Bu arada güzel bir hikaye okudum ibret alınması gereken…  Kartalların gerçek hikayesi… Çocukken düşünürdüm, herkes bir alt sınıfını yiyor yaşamak için; bitkiyi tırtıl, tırtılı böcek, böceği kurbağa, kurbağayı yılan, yılanı kartal… peki dedim kartalı kim yer? Kartallar en yukarıdadır onları yiyen yok ama o asilliği de taşıyabilmek kolay değilmiş onu öğrendim.. Kartallar yaklaşık 80 sene yaşarlarmış tıpkı insanlar gibi… Tıpkı insanlar gibi ömürleri boyunca tek eşli yaşarlarmış.. En ilginç tarafı bütün hayvanlar aleminin en asili, en güçlüsü olarak 80 sene nasıl yaşabilmeleri.. Meğer kartallar 80 sene yaşabilmek için 40 yaşına gelince yeniden doğmak zorunda kalıyorlarmış… Nasıl mı? Şöyle;  bir kartal 40 yaşına geldiğinde kanatları ağırlaşır, tırnakları kıvrılır, gagası keskinliğini yitirirmiş, yani kartal artık uçamayacak ve avlanamayacak duruma gelirmiş… Ve bu noktada bir karar verirmiş kartal, yeniden doğuşun acılı sürecinin kararı; eğer yeniden doğuşu seçmezse açıktan bir zavallı gibi öleceğini de bilirmiş içten içe… Yeniden doğuşu seçen kartal önce kimselerin ulaşamayacağı yüksek bir dağa yerleşirmiş, gagasını taşa vura vura kırarmış ve yerinden düşürürmüş, sonra gaganın tekrar çıkmasını beklermiş 3 ay…  Yeni, sivri ve daha güçlü gagası çıktıktan sonra bu gagayla tek tek tırnaklarını ve kanatlarını sökermiş, yeniden daha güçlü çıksın diye… ve toplamda yaklaşık 150 gün süren o çok acılı süreci tamamladıktan sonra ortaya yepyeni bir kartal çıkarmış; daha güçlü, daha tecrübeli ve daha asil… Ne kadar da zormuş değil mi o asilliği koruyabilmek…
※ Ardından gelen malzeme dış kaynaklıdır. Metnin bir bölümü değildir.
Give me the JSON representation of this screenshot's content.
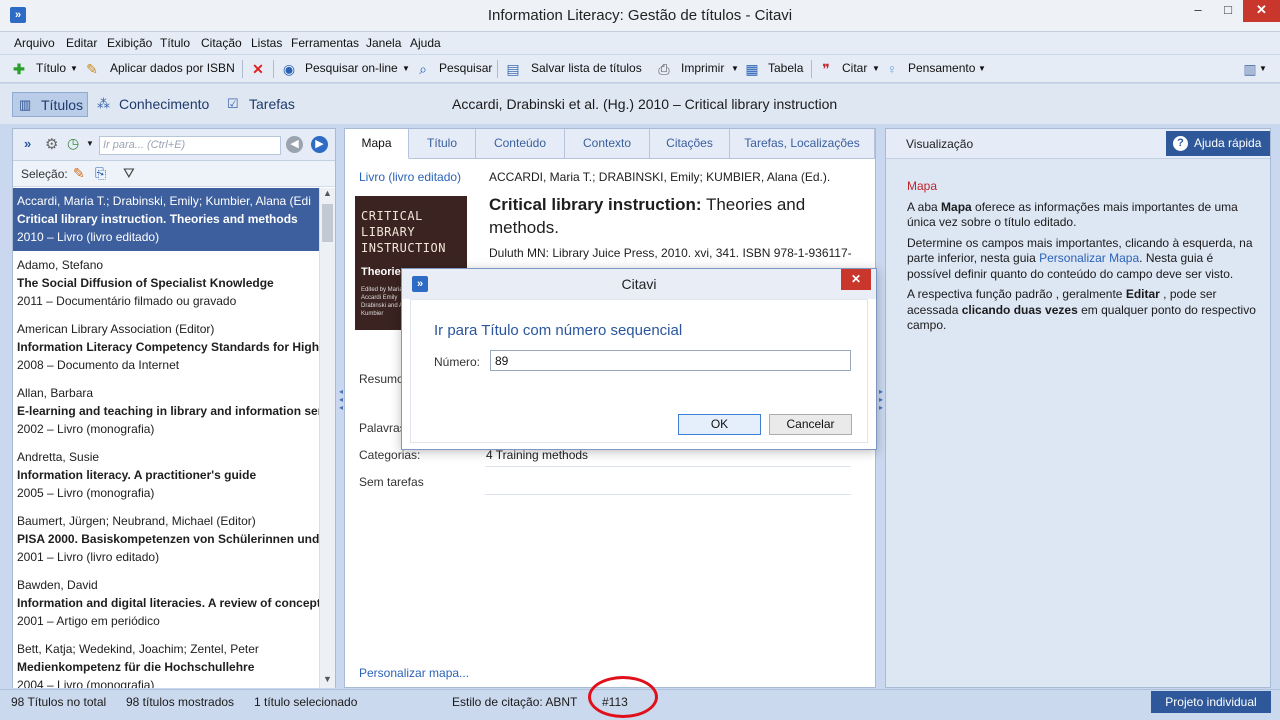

İşte dedim insanlar da böyle yapabilmeli bazen, bazen durup tecrübelerini değerlendirebilmeli insan… Eksik kısımlarını görebilmeli, onları yerinden sökebilmeli, kendisiyle baş başa kalabilmeli, çevresine uzaktan bakabilmeli kimin nasıl oynadığını görebilmek için… Zor bir süreç olacağını da unutmamalı, ama yeniden doğuşun verdiği güç ile ömrünün geri kalanını daha güçlü, daha tecrübeli geçirebilmeli, en azından bunu denemeli…
Karma yasasında söylenilen gibi, iyi ya da kötü yaptıklarının karşılığını almalı ve gireceği bir sonraki sınavı neredeyse hatasız bitirebilmek için uğraşmalı…
Not: Yukarıdaki resim “Wheel of Karma” yı temsil etmektedir.